If you were recently retrenched, specifically if you took a voluntary retrenchment package over the last year to 18 months, you may have been overtaxed.
Patricia Williams, a tax dispute expert at Bowmans and chair of the South African Institute of Tax Practitioners (SAIT) tax administration work group, says severance benefits received on retrenchment typically qualify for favourable tax treatment: there is a once-off exemption for R500 000, and lower tax rates for the balance.
Williams says that in about July last year, the South African Revenue Service (Sars) issued a completion guide for IRP3(a) and IRP3(s) forms, in which there was an implicit legal interpretation that “voluntary retrenchment” did not qualify for this favourable tax treatment.
SAIT, with input from law firm Bowmans, then approached Sars, to reclassify “voluntary retrenchments” as “involuntary”, as they believed the practice was incorrect and unfair. SARS accepted the submission and indicated that the changes would be spelt out in a new tax completion guide.
Says Williams: “The problem for an employee is that the employer is responsible for classifying the payments made, both in the application to Sars for a tax directive and in the source code that is put on the employee’s tax certificate (IRP5). As an individual, when you submit your tax return, your IRP5 is usually pre-populated on the return, and the source code applied by your employer tells Sars how you must be taxed.

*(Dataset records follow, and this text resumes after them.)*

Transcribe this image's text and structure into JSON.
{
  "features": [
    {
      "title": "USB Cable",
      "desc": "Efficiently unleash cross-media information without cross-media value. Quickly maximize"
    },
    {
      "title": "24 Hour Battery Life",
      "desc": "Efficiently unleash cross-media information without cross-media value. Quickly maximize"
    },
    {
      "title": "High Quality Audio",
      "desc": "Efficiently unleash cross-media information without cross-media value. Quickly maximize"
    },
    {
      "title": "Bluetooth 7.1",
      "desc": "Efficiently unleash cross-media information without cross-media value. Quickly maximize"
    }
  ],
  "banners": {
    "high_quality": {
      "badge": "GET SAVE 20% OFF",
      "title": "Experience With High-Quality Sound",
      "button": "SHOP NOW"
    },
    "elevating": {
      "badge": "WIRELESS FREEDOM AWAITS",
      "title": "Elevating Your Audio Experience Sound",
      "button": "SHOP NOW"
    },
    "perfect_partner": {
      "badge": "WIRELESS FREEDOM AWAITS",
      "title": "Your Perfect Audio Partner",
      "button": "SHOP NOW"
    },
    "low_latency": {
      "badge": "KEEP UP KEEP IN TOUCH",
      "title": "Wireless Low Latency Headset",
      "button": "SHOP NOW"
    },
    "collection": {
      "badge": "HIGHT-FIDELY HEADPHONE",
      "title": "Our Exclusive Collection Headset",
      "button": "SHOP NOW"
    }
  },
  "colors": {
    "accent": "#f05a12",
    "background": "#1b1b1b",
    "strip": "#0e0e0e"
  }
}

If your employer put the wrong code on your IRP5, you may end up being incorrectly taxed.”
This means, she says, that if you were retrenched within the past year to 18 months, there is a real possibility that the tax codes on your tax return that tell SARS how to tax you, might have been incorrect, resulting in significant overtaxation.
Williams says you should check on the following to see if you were overtaxed:
- If you were retrenched not as one person with a “mutual separation” agreement but as part of the overall retrenchment of a group of people.
- The payout you received should be reflected with source code 3901, and the employees’ tax (PAYE) deducted should be reflected with source code 4115. If these are the codes on your IRP5, you were probably correctly taxed. If, however, the payout you received was reflected with source code 3907, and your tax was reflected with source code 4102, then you were probably overtaxed.
Williams says: “If you have not submitted your income tax return for the period when you received your severance benefit, then the problem can be fixed during the tax return submission process, either when submitting your return or objecting against the assessment as soon as the return has been submitted (ideally incorporating a formal request for a reduced assessment).
“If you have already submitted your tax return for the period in which you were retrenched (it could have been in the 2016/2017 tax year), you would need to object against your assessment, preferably including a formal request for a reduced assessment. Sars has guides explaining how to object against an assessment. It would be a good idea to get help from a registered tax practitioner for this specific objection.”